Aug 20, 2007, 11:18:03 AM8/20/07

to

al...@mac.com (Alex Martelli) writes:

> > turn indicates that both implementations actually work about same and

> > your "O(n squared)" argument is irrelevant.

>

> It's indeed irrelevant when the behavior _isn't_ quadratic (as in the

> case of intersections) -- but unfortunately it _is_ needlessly quadratic

> in most interesting cases involving containers (catenation of sequences,

> union of sets, merging of dictionaries, merging of priority-queues,

> ...), because in those cases the intermediate temporary values tend to

> grow, as I tried to explain in more detail above.
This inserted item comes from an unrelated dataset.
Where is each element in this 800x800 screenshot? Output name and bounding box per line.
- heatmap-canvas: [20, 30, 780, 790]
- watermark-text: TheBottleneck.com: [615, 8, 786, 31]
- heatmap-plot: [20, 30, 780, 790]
> > turn indicates that both implementations actually work about same and

> > your "O(n squared)" argument is irrelevant.

>

> It's indeed irrelevant when the behavior _isn't_ quadratic (as in the

> case of intersections) -- but unfortunately it _is_ needlessly quadratic

> in most interesting cases involving containers (catenation of sequences,

> union of sets, merging of dictionaries, merging of priority-queues,

> ...), because in those cases the intermediate temporary values tend to

> grow, as I tried to explain in more detail above.
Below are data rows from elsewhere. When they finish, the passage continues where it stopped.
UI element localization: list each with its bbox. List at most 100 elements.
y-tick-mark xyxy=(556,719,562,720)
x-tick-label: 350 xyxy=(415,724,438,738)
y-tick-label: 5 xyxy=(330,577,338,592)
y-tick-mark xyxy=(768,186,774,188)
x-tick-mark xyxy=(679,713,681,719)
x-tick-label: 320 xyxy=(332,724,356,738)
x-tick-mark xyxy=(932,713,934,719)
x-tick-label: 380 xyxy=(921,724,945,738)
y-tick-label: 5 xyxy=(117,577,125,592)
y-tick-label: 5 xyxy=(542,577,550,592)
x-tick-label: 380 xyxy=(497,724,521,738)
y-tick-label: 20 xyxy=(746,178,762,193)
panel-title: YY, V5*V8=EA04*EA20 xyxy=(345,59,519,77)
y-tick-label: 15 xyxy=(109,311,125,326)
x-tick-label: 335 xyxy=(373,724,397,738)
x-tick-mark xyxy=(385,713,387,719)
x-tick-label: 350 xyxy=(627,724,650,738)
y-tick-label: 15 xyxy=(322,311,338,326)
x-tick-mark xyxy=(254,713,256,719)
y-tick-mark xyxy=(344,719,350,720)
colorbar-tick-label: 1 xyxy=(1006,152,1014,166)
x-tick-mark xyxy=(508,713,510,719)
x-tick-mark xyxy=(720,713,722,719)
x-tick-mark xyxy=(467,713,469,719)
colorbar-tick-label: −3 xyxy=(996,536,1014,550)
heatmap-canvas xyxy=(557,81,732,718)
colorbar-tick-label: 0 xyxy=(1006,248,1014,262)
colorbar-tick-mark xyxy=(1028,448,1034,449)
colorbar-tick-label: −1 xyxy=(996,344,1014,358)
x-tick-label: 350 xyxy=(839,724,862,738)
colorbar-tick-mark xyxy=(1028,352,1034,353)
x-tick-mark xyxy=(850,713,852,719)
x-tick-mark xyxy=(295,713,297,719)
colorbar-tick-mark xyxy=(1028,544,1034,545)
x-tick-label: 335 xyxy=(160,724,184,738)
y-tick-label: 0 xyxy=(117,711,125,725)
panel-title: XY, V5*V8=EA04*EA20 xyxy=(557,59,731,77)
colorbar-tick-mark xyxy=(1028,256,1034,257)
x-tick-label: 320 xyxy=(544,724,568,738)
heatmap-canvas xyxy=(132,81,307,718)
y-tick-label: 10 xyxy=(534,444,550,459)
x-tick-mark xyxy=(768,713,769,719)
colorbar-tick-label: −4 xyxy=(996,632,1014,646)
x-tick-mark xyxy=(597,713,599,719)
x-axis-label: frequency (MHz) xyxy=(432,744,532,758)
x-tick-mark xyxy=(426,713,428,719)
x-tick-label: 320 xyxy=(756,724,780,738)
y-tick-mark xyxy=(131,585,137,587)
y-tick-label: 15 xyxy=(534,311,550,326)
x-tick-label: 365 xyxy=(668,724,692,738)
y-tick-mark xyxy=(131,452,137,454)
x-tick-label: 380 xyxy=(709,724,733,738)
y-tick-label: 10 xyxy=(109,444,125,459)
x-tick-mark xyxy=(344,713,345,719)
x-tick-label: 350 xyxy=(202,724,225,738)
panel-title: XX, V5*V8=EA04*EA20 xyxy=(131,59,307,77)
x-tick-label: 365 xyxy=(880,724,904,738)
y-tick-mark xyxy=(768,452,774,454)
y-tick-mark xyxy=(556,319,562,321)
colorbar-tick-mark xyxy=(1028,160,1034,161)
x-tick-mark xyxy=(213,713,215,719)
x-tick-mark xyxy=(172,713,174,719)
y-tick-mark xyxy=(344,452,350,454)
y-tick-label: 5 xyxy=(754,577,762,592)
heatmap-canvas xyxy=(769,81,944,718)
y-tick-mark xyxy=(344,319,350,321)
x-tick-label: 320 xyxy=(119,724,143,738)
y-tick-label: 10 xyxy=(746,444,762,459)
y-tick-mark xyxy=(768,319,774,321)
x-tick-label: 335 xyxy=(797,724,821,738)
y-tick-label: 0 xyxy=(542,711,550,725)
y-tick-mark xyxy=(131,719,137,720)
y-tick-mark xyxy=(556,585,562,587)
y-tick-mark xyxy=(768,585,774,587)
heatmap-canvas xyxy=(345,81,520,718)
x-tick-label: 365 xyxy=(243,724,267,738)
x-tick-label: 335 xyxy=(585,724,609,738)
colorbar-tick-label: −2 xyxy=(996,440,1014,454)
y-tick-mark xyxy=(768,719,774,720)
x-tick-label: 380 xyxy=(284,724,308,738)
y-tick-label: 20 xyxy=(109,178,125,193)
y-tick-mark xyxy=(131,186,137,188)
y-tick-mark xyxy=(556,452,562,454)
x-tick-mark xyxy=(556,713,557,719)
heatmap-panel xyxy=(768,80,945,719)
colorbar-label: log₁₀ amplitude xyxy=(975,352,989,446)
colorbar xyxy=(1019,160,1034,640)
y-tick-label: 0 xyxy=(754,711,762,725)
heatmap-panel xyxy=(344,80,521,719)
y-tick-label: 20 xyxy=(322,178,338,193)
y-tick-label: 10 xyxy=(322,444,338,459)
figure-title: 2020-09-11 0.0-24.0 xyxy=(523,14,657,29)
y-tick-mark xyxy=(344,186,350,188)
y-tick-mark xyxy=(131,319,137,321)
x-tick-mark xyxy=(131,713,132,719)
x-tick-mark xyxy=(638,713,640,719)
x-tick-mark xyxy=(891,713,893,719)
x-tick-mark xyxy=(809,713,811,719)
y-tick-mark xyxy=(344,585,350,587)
Mostly directed to samwyse: Alex is correct here and I'd add that

Python and its libraries are written for an imperative, mutating

approach though there are some situations in which you can write in

functional style without a big efficiency hit. In particular, the

quadratic behavior Alex points out is because of Python's hash-based

implementation of sets, so you can't make a new set that adds or

removes one element from the old set, without copying all the elements

around.

A more purist functional approach would probably implement sets with

some other data structure such as AVL trees, so you can make a new one

that adds or deletes some node in O(log n) time (it would share almost

all of its structure with the old one). So instead of O(n) for the

hash-based mutating implementation or O(n**2) for the hash/copying

based functional implementation, you get O(n log n) for the functional

tree implementation. Haskell's Data.Map module does something like

this. There's a book "Purely Functional Data Structures" by Chris

Okasaki that shows how to implement dicts, priority queues, and

fancier objects in functional style based on similar principles.

If you want to try out functional programming in a lightweight

language (much easier to grok than Haskell) you might look at Hedgehog Lisp:

It includes a functional dictionary implementation based on AVL trees

but with a Python dictionary-like API.